たったひとりの異種族のために、莫大な金を使う気が次期会長にはない。あいつは、紗代のことを実験動物みたいに思ってるんだ。俺も処分なんて言葉を直接聞いたときには、背筋が凍った」
「永井くん、そんな話、どうして僕に今まで黙ってたんだ」
思わず低い声が出た。それは永井がひとりで抱えるにはあまりに重い話ではないのか。文殊の知恵と言われる三人に足りなくとも、陽樹もこのラボのスタッフだ。そして、友人としても彼が悩みを抱えているのなら、尚更相談して欲しかった。

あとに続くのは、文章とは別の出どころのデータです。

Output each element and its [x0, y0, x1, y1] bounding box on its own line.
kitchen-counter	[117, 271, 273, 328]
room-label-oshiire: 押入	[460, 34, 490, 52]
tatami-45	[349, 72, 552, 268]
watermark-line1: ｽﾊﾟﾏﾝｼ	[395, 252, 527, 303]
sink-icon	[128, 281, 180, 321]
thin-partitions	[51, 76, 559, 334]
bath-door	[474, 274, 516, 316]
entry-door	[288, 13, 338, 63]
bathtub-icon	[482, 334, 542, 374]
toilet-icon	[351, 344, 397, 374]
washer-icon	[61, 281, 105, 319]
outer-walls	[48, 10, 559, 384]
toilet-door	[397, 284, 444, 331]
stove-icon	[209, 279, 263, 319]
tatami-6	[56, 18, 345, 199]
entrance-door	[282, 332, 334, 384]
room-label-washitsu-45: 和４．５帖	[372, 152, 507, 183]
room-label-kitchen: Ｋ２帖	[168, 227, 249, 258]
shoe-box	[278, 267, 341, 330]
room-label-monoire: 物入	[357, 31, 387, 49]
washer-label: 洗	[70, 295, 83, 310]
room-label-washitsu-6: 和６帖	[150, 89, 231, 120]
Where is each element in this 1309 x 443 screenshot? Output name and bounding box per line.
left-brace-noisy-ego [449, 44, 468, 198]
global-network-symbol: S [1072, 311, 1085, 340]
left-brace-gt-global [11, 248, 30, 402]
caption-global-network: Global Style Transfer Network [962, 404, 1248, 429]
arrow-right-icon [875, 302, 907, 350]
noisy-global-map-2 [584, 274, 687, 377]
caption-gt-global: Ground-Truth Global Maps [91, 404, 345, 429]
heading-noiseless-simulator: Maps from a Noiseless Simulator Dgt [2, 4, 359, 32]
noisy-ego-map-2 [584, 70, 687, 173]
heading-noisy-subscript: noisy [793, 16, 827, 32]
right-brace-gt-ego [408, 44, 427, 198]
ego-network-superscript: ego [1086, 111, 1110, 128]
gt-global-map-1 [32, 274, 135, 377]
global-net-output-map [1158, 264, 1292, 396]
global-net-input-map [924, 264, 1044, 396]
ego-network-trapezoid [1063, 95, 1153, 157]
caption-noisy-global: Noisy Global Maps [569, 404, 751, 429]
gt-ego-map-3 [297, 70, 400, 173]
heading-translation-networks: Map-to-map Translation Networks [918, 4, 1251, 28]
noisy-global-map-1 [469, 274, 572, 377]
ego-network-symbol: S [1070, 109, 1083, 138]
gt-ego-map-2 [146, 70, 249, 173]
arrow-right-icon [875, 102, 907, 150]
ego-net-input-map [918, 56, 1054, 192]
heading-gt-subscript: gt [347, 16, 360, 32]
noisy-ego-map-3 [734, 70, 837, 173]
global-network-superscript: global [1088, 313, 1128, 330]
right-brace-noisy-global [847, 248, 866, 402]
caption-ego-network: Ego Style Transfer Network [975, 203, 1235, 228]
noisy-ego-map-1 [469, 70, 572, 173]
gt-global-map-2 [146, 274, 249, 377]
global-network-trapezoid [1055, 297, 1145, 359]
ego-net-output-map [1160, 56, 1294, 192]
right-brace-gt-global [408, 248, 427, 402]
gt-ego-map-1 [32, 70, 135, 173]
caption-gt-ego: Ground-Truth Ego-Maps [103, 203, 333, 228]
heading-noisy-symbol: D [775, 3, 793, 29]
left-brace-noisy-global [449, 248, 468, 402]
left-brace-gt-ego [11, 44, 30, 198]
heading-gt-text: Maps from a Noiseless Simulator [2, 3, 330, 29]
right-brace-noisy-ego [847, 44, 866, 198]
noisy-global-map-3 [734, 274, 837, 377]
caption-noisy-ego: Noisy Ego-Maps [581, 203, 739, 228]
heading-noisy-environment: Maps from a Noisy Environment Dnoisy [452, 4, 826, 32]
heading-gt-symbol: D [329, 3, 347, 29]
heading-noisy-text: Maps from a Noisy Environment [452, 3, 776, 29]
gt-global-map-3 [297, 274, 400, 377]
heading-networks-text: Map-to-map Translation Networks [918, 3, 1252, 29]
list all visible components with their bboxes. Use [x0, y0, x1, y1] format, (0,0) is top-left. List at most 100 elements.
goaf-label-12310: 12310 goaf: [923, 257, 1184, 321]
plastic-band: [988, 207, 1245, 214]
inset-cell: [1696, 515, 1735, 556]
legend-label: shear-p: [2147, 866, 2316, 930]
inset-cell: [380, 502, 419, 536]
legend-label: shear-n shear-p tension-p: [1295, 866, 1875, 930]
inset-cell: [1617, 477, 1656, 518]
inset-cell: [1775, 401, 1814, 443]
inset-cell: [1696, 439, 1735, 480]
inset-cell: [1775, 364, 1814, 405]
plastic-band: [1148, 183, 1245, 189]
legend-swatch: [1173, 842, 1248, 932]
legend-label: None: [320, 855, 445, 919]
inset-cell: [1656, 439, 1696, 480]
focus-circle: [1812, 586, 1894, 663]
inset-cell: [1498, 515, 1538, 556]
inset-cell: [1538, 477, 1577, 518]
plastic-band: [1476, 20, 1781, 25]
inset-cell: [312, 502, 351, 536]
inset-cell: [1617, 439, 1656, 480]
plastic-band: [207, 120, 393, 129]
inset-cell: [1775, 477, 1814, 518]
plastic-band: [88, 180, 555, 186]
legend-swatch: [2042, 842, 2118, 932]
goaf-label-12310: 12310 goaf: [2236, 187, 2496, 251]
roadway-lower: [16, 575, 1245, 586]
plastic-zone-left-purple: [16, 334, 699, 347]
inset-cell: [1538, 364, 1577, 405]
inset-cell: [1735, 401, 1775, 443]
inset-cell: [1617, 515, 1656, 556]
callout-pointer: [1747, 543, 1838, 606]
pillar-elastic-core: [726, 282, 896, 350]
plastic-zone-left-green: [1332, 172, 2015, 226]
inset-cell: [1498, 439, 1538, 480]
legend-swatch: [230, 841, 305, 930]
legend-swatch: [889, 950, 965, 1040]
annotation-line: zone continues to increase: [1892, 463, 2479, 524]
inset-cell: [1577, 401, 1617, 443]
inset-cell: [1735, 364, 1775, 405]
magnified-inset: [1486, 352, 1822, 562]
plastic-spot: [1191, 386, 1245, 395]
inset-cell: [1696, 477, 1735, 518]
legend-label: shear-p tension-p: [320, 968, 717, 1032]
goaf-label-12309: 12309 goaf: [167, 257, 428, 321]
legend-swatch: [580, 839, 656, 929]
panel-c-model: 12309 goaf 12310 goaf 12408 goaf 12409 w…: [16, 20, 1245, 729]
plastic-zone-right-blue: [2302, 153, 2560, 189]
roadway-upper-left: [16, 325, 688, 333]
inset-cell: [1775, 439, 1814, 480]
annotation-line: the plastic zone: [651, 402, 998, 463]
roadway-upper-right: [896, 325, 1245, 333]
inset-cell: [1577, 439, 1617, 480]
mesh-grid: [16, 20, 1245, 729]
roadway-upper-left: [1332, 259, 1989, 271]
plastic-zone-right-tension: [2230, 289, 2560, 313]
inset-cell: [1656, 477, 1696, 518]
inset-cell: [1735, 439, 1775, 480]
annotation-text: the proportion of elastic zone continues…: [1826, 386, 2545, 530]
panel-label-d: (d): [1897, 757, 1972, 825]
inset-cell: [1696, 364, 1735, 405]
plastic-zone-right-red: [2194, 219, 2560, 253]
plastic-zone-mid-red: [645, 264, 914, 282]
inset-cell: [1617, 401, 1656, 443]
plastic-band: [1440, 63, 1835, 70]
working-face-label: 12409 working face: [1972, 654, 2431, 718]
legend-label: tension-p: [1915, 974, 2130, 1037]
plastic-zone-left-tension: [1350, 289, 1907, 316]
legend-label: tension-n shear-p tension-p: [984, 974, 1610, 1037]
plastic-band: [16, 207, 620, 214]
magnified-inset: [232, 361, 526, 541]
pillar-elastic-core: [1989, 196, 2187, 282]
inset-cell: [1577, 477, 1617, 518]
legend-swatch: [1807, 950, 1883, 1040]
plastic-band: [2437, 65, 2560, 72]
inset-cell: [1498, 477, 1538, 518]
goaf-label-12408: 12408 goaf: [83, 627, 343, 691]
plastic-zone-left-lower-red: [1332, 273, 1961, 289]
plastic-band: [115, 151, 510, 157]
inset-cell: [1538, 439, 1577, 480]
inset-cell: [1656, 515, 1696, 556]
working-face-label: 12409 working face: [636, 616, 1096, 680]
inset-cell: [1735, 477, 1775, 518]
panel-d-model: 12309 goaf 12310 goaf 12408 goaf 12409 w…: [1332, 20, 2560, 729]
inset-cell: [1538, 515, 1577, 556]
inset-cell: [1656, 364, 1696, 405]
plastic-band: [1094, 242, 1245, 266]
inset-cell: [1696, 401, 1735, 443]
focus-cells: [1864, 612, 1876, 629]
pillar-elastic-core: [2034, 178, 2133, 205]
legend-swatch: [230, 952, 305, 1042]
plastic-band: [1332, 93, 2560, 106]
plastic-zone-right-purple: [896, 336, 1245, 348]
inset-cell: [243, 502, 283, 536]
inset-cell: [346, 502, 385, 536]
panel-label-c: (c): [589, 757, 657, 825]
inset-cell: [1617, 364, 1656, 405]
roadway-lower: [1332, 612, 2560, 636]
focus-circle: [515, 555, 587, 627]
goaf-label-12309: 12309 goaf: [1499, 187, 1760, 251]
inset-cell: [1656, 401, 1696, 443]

けれど、責める響きを帯びた陽樹の言葉にも、永井は表情を変えることはない。
「これは、所長である俺の仕事だ。俺がどうにかするべきことだと思っていた。おまえの仕事は職員と貴種の健康管理。俺の仕事はこの研究所全体の管理だ」
きっぱりと言い切る長年の友人の決意を秘めた表情を見ながら、陽樹は唇を噛んだ。
「ああ、君って、そういう融通がきかないところあるよね……。いや、これは責めてるわけじゃないよ。僕ももっとここの在り方について疑問を持つべきだった。自分の仕事の範囲じゃないって、確かにどこかで思ってたかもしれない。
話してくれてありがとう。僕も打開策がないか考えてみる」
平静を装いはしたが、自分の部屋を出てきたときよりも余程重い気持ちになりながら、陽樹は所長室を辞した。
紗代にそんな危機が迫っていることなど、思ってもいなかった。